3 Keys to Discount Grocers’ Recent Success


The current economic environment is very favorable for discounters like Aldi, Grocery Outlet and Lidl, and Coresight Research expects them to grow at twice the rate of grocery as a whole through 2026. While inflationary pressure may be subsiding, it still exists, and its impact will be felt in the long term.

“The discounters will be the trade-down beneficiaries of an inflationary environment and macroeconomic uncertainty,” said Sujeet Naik, grocery industry analyst at Coresight Research.

“Additionally, we expect the shift in consumer behavior toward greater frugality to be a structural trend that will outlast current economic disruptions. This will also benefit discounters,” Naik added.


However, traditional grocers can take steps to help them retain market share against their off-price competitors.

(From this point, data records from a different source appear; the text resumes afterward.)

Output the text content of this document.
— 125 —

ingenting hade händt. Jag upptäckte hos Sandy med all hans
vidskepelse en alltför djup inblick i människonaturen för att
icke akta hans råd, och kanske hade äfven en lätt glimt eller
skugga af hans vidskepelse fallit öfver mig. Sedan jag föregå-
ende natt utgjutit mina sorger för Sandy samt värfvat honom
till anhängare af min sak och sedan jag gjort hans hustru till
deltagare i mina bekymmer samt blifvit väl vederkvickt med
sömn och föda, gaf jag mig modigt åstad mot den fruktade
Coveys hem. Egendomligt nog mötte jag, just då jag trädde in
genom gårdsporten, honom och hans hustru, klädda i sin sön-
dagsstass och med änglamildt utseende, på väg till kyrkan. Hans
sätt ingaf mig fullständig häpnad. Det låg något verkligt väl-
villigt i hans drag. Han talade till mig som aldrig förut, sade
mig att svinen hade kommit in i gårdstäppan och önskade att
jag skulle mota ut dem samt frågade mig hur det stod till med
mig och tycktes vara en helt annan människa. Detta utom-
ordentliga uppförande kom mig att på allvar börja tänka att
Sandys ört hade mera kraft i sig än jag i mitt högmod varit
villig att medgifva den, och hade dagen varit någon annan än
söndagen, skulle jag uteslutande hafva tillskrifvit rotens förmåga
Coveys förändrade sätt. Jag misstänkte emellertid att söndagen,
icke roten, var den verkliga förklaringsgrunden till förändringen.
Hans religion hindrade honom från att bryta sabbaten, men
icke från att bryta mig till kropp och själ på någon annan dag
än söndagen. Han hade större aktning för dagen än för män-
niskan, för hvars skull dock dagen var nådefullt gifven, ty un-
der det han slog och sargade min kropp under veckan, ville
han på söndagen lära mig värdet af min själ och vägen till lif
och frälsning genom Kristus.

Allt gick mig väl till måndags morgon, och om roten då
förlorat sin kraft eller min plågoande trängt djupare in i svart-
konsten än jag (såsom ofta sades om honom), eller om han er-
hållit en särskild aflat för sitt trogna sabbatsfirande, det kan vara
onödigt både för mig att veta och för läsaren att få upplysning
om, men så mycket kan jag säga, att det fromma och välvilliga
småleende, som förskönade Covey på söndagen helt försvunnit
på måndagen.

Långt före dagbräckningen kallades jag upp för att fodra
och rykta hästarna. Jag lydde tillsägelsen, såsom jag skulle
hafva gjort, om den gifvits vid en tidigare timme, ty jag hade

Naik noted that discounters’ limited product ranges actually become an advantage when shoppers are working under a limited budget — they’re planning to buy fewer items and tend to follow a more organized shopping routine that shies away from impulse buys. In these cases a more compact selection can actually create a more satisfying shopping experience.

Naik laid out three strategies traditional grocers can learn from discounters and apply at their own operations. They are as follows:

1. Drive volumes through slimmed-down ranges.

“Discounters carefully select only the most popular flavors, package sizes and other variety types to generate high volumes per item,” said Naik. “This approach can give better bargaining power with suppliers given by larger volumes on more limited SKUs. Range reductions can allow them, on average, to more profitably channel higher volumes through each line.”

2. Strip out unnecessary expenses.

Grocers should strip out unnecessary expenses that can lead to a leaner cost structure — though Naik warned against cutting so much that it impacts the shopper experience. 

3. Grow private label offerings.

Finally, retailers need to grow their private label offerings to help them offset the loss of margin due to price investment in other areas.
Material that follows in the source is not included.